SAS is commonly measured by the translation of one vertebral body upon another, with a significant listhesis defined as a slip greater than 20% or 4 mm.1 As with the other forms of rheumatoid cervical spine disease, a more critical radiographic measurement is the space available for the cord (SAC). Boden et al. demonstrated that a sagittal diameter of the spinal canal less than 13 mm more closely relates to neurologic deficits than other radiographic measurements do12 (Fig. 51.2A–C).


Advances in the availability and quality of magnetic resonance imaging (MRI) have allowed for more thorough radiographic evaluations of the cervical spine in RA patients.
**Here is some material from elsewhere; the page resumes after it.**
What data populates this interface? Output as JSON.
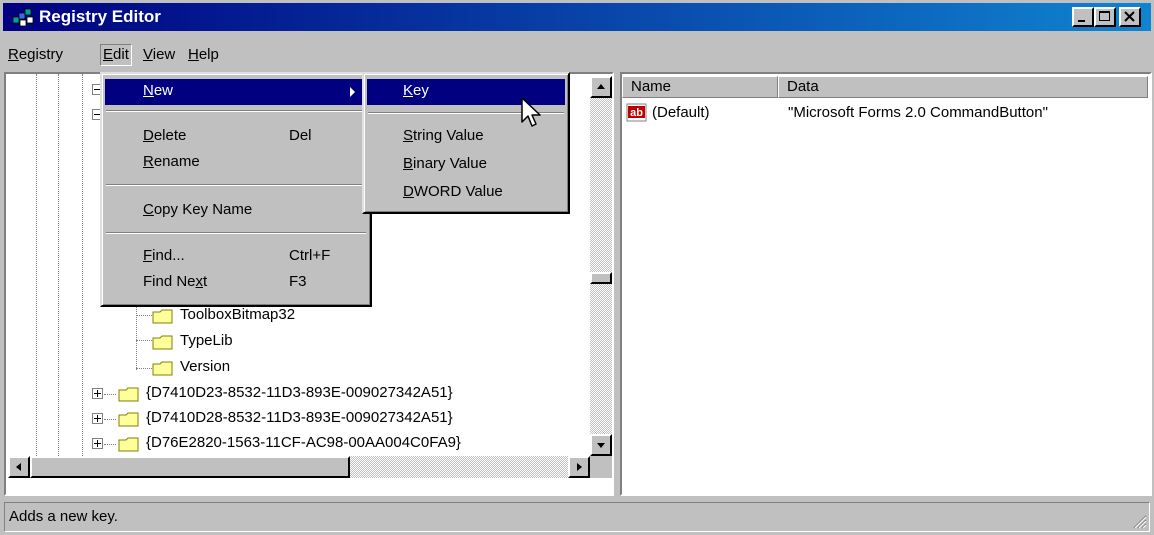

MRI provides more detail regarding the presence of rheumatoid pannus, odontoid erosion, compression of the spinal cord, and signal change within the substance of the spinal cord. While controversial, increased signal within the cord on T2-weighted images has been associated with poor postoperative neurologic recovery.17 This has been suggested to be an indication for surgical management. With AAI, direct visualization of the spinal cord and brainstem can be made. The angle subtended by a line along the anterior aspect of the cervical spinal cord and the medulla is known as the cervicomedullary angle. It is normally between 135 and 175 degrees; an angle less than 135 degrees has been strongly correlated with neurologic findings.18


image Treatment


Perioperative Care of the RA Patient


When considering surgical treatment of a patient with RA, it is important to consider the systemic effects of the disease and properly manage the patient’s medications. Both cardiovascular and pulmonary disease are more common in the rheumatoid population. A thorough evaluation of the patient’s cardiac and pulmonary status is required prior to surgical management.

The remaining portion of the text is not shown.